Nick Pugliese had a choice. He could keep his corporate job with a leading telecom firm or play professional football. It would seem a simple decision for a young man with a passion for the game, but the circumstances were far from normal, and Pugliese was a long way from home. He was in Kabul, Afghanistan, and he’s American.
“Emotionally I was all in, but rationally it took me a little longer,” the 23-year-old Pugliese, born and raised in Rochester, New York, told FIFA.com. “Professional soccer sounded really exciting, but I wondered, 'Am I being stupid?'”
The pull to try his luck on the pitch was too much to resist. “When would I ever have this opportunity again?” he asked rhetorically, before recounting his time playing for Ferozi FC of Kabul’s Premier League. His new job paid around $300 USD per month, but what it brought him was priceless. “The office job was fine, but you lived in a compound,” he said, touching on the disenchantment he felt at being cut off from the city of Kabul and its people, which was one of the main reasons he came to such a far-flung and troubled port of call after earning a degree in philosophy and political science from a top college in Massachusetts, where he also stood out as a ball-winning midfielder.
A closer look
“I woke up, ate and slept all in the confines of the compound. It had a lovely courtyard, a kitchen and a gym – all the comforts of home, but you couldn’t really leave,” he said, describing the tight security detail for foreign workers in Kabul - the capital of a country at near-constant war for three decades, including a 13-year USA-led occupation, considered one of the world’s most dangerous destinations.
“You could only visit approved places and there was a strict curfew. You couldn’t wander around, you couldn’t go to the central market.” Then there was a pause. “I couldn’t even play pick-up soccer,” Pugliese explained.
Eventually he found a footballing outlet through a casual company team. “The technical level was varied,” he said. “But it was a chance to play.” Pugliese met a young Afghan who stood out among the company men and the two gravitated toward each other the way good players do on a field. The teenager held a low-paying job at the company, but he also played for Ferozi FC. A trial was arranged for Pugliese at the club and he was offered a place and a chance to become the first American to play professionally in Afghanistan. The club’s training facilities were outside the security perimeter and the ultimatum came down from his company. Work or play?
Suddenly freed, the young American was on his own in a city rocked by regular violence. His mother asked if he was crazy when he called home, and it was a valid question. In the space of one day, Pugliese’s whole life changed. His relationship with Kabul and Afghanistan became intimate – all because of football.
Living at the club with his team-mates, some who were members of the full Afghan national team, he spent his days in a park playing futsal with the locals. He began experimenting with the language. He communicated with a combination of English and Dari. “They had a great sense of humour about it. I sounded like an idiot, but the fact that we played together and watched La Liga and EPL games together, meant that soccer was something we could build off of.” Pugliese became known at the park and, in a profound way, he was accepted.

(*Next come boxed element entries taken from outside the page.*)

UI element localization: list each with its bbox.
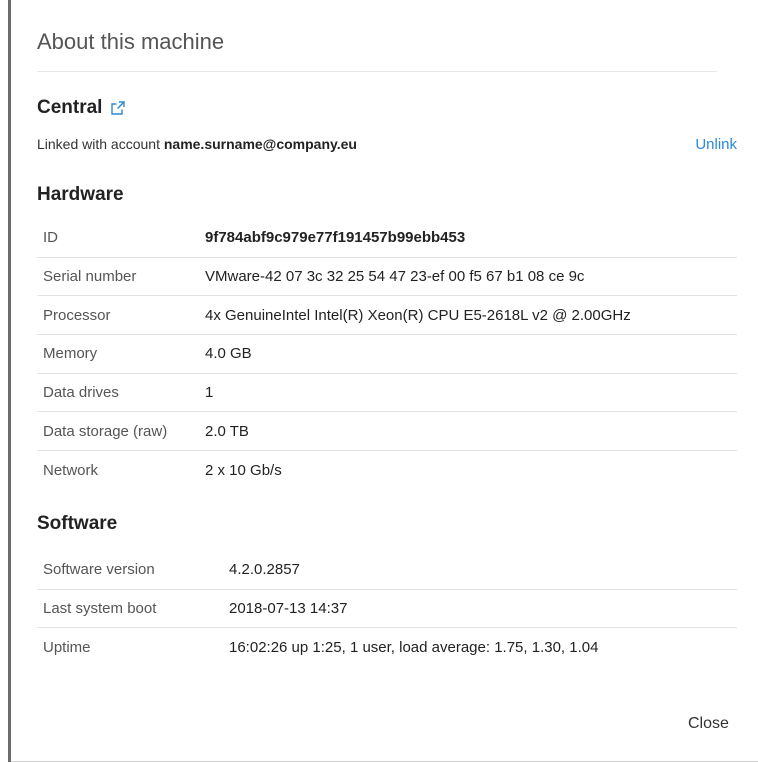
table-row: Software version 4.2.0.2857 [37, 551, 737, 590]
row-value: 16:02:26 up 1:25, 1 user, load average: … [229, 639, 599, 657]
table-row: Memory 4.0 GB [37, 335, 737, 374]
row-value: 2.0 TB [205, 422, 249, 440]
row-label: Data drives [43, 384, 119, 402]
table-row: Last system boot 2018-07-13 14:37 [37, 590, 737, 629]
software-heading: Software [37, 513, 118, 534]
row-value: 9f784abf9c979e77f191457b99ebb453 [205, 229, 466, 247]
row-value: VMware-42 07 3c 32 25 54 47 23-ef 00 f5 … [205, 268, 585, 286]
dialog-title: About this machine [37, 29, 225, 54]
row-value: 4.2.0.2857 [229, 561, 300, 579]
table-row: Data storage (raw) 2.0 TB [37, 412, 737, 452]
row-value: 2018-07-13 14:37 [229, 600, 348, 618]
about-machine-dialog: About this machine Central Linked with a… [11, 0, 758, 762]
software-table: Software version 4.2.0.2857 Last system … [37, 551, 737, 667]
linked-account-row: Linked with account name.surname@company… [37, 136, 737, 156]
table-row: Processor 4x GenuineIntel Intel(R) Xeon(… [37, 296, 737, 336]
central-heading-label: Central [37, 97, 103, 118]
row-label: Network [43, 461, 99, 479]
row-label: Serial number [43, 268, 137, 286]
row-label: Last system boot [43, 600, 157, 618]
unlink-link[interactable]: Unlink [695, 136, 737, 153]
table-row: Data drives 1 [37, 374, 737, 413]
table-row: Uptime 16:02:26 up 1:25, 1 user, load av… [37, 628, 737, 667]
row-label: Data storage (raw) [43, 422, 168, 440]
row-value: 4x GenuineIntel Intel(R) Xeon(R) CPU E5-… [205, 306, 631, 324]
row-label: Processor [43, 306, 111, 324]
row-value: 4.0 GB [205, 345, 252, 363]
linked-account-prefix: Linked with account [37, 136, 164, 152]
row-value: 2 x 10 Gb/s [205, 461, 282, 479]
table-row: ID 9f784abf9c979e77f191457b99ebb453 [37, 219, 737, 258]
row-label: Memory [43, 345, 98, 363]
table-row: Network 2 x 10 Gb/s [37, 451, 737, 490]
backdrop-edge [0, 0, 11, 762]
close-button[interactable]: Close [688, 715, 729, 733]
table-row: Serial number VMware-42 07 3c 32 25 54 4… [37, 258, 737, 297]
linked-account-email: name.surname@company.eu [163, 136, 357, 152]
central-heading: Central [37, 97, 126, 119]
row-value: 1 [205, 384, 214, 402]
row-label: Uptime [43, 639, 91, 657]
external-link-icon[interactable] [110, 100, 126, 116]
hardware-table: ID 9f784abf9c979e77f191457b99ebb453 Seri… [37, 219, 737, 490]
row-label: Software version [43, 561, 155, 579]
title-divider [37, 71, 717, 72]
hardware-heading: Hardware [37, 184, 124, 205]
row-label: ID [43, 229, 58, 247]
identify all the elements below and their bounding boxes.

He stood out on the pitch for Ferozi too. “I brought a little toughness to the team,” he said, noting the focus on technique that rules the Afghan game. “Their style comes out of street soccer, so you have a lot of dribblers.” It didn’t matter that he was American, it only mattered that he could play. Ability was currency and a key to a locked door. Pugliese played two abbreviated seasons with Ferozi in the space of nine months. They won the Kabul Cup at Ghazi Stadium, where the Taliban once held their infamous public executions. “Winning a championship is just like scoring a goal, and there’s nothing like it,” he said of the celebrations.
A larger, smaller world
Photos of Pugliese during his time in Kabul show a young man smiling, engaged in the work of making his world simultaneously larger and smaller. “I was a long way from my family, and I didn’t have a support network,” he said. “My team-mates and coaches quickly became that; it was a home away from home.”
“He’s [Nick] a lovely and social person and he is always welcome in my home. He’s like one of the family,” said the smiling Ferozi coach, Eilyas Ahmad Monocher, during a recent ESPN documentary.
Football opened a world for Pugliese that normally would have remained closed. “It brings people from different backgrounds together, people who would never cross paths otherwise,” he said. “These paths cross through soccer – social, ethnic, all of them – and my story is just an extreme example,” he said, a whimsical smile in his voice, speaking from his hometown in New York.
Pugliese will not be going back. His months playing in Kabul were enough. “The higher profile I have now might make things more dangerous,” he admitted. He has, however, brought some Kabul home with him to America. He is hard at work editing a documentary about Afghan street soccer. “I saw the role that the game plays in their lives and it’s amazing,” he said, seemingly unable – maybe unwilling – to let go of his adventure, or Kabul’s hidden charms, without a fight.